Like many elderly people who can no longer live on their own, 89-year-old Marielle Carriere was looking forward to moving in with her son and his family.
Arrangements were made to surrender her Sudbury apartment, while her son made room in his Newmarket home for his mother’s arrival. Everything was going quite smoothly when, suddenly, Mrs. Carriere became sick: very sick.
“She suffered congestive heart failure,” explained her son, Dan Carriere. She was taken to the Sudbury hospital where it was discovered she also had a serious urinary tract infection. Shortly after, C. difficile was also diagnosed.
“She was dying,” said Mr. Carriere, who remembers getting the phone call — that phone call — from the hospital. “We came to see her ... and it was a wrenching experience. She was so weak, so pale.”
Mr. Carriere had the Sudbury apartment cleared out and made arrangements for his mother to have a medical transfer to Southlake in Newmarket, where she could be close to the family, as was originally planned. She would be especially close to her son here: Dan Carriere is the president and CEO at Southlake.
“She received excellent care in Sudbury,” emphasized Mr. Carriere. “But, as the lease on her apartment expired while she was in the hospital, she wasn’t a resident of that community any more and it was important to us to have her close by: she needed constant support and attention.”
Close by is something many families prefer for their sick or aging loved ones, but as demand increases for long-term beds, it’s an ideal that is getting harder and harder to accommodate.
“We are in a critical position: 13 per cent of our acute care beds are being used for long-term care patients,” said Mr. Carriere. “Ordinarily, this would be three or four per cent.”
With news of other hospitals enduring longer wait times for surgeries or having to limit important care services, such as emergency in-take, Mr. Carriere is justified in his concern about how this trend may impact the community at large: Southlake serves a very large area and has an almost exclusive duty-of-care to its residents.

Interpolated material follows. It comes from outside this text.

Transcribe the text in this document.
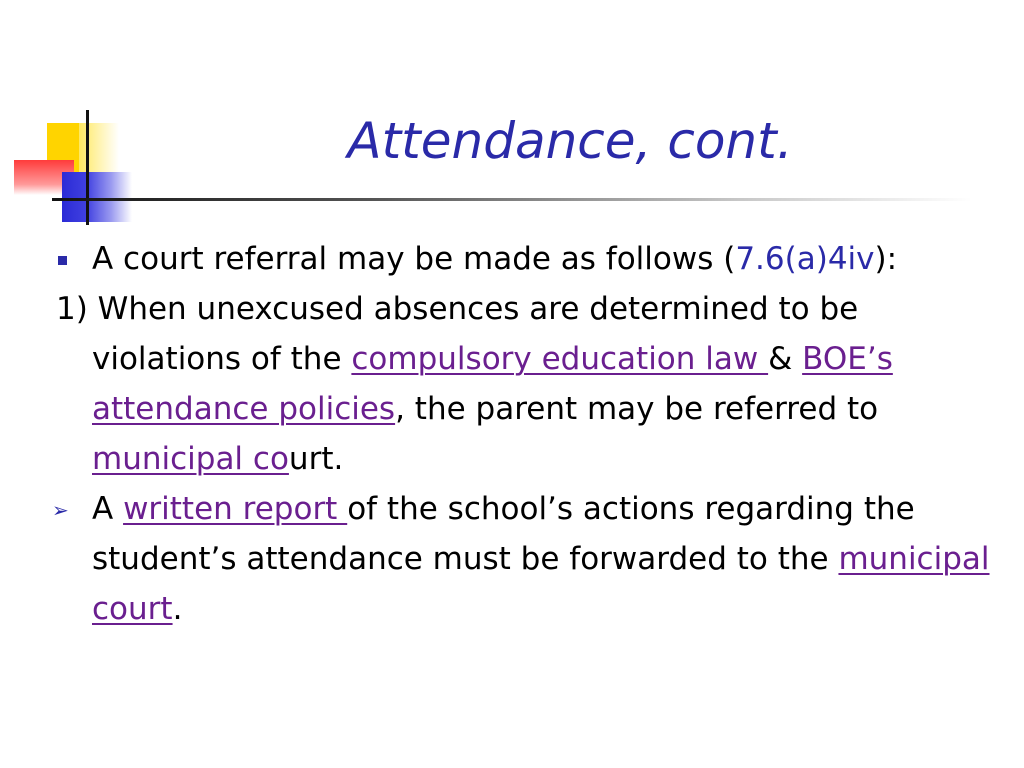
Attendance, cont.

A court referral may be made as follows (7.6(a)4iv):

1) When unexcused absences are determined to be violations of the compulsory education law & BOE’s attendance policies, the parent may be referred to municipal court.

➢ A written report of the school’s actions regarding the student’s attendance must be forwarded to the municipal court.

As well, with a mandate to deliver advanced levels of care in cardiac, thoracic, mental health, neonatal care, pediatrics and, soon, cancer, Southlake’s responsibility to residents of York Region and South Simcoe County is substantial. As the local population grows, there is increased pressure on all hospital services, directly affecting how hospital beds are used.
“There is a flow we need to maintain,” explained Mr. Carriere.” We must have acute bed capacity to care for patients requiring specialized levels of care. No other hospital in York Region or Simcoe County deals with this reality to the extent that Southlake does.”
To simplify: patients come in, get treatment and then go home. That’s what acute care is about. When patients come in and stay, months — potentially years — in acute care beds, that lowers the flow of treatment to other patients. The longer a patient stays, or the more long-term patients there are, the greater the impact on the overall flow.
“It’s about putting people in the right location, for the right care,” explained Mr. Carriere. Long-term care patients need long-term care facilities with specialized staff. Acute care patients need timely access to acute care services.
Like many hospitals in high growth communities dealing with these issues, Southlake Regional Health Centre has decided to introduce strict discharge policies for patients who no longer require acute care and are deemed ready for transfer to a long-term care facility. To be fair to all patients, the policy is applied “without exception”.
Although there is genuine empathy for the inconvenience and disruption this may cause some families, alternatives are not available.
Mr. Carriere has special understanding of what this new policy means to families: his mother rallied her strength during her stay at Southlake, making what her son called a “miraculous” recovery. Still, he acknowledges, she is not well enough to come home. Under the discharge policy however, she is no longer eligible to stay at Southlake either and was transferred to a long-term care facility for convalescent care. This was not her choice or preference but the facility had a bed that was available immediately and offered the level of care she required.
Under the discharge policy, patients will be transferred to the first available long-term care bed. Although patients and families will have the option to select a preferred facility, they must accept the first available bed and wait in that facility until a bed becomes available in the facility of their choice.
For now, local facilities will accommodate most discharged patients. “We are doing what we can to have patients located as close to their families as possible,” said Mr. Carriere, but cautions growing demand for long-term care beds has Southlake broadening the scope of potential placements and that “expanded geographic choices” are being considered for the future.
“Ideally, we’d love to be able to care for everyone who needs us,” said Mr. Carriere. “It’s really not our choice: everyone, and everything, has limits. We have decisions, certainly, but we don’t have choices that are going to make everyone happy.
“On a personal level, I know that doesn’t help. Having all the insights in the world doesn’t change the despair of looking into our mother’s eyes and telling her that she has few choices about where she has to live. It has a lasting effect on you to watch your parent surrender their independence.”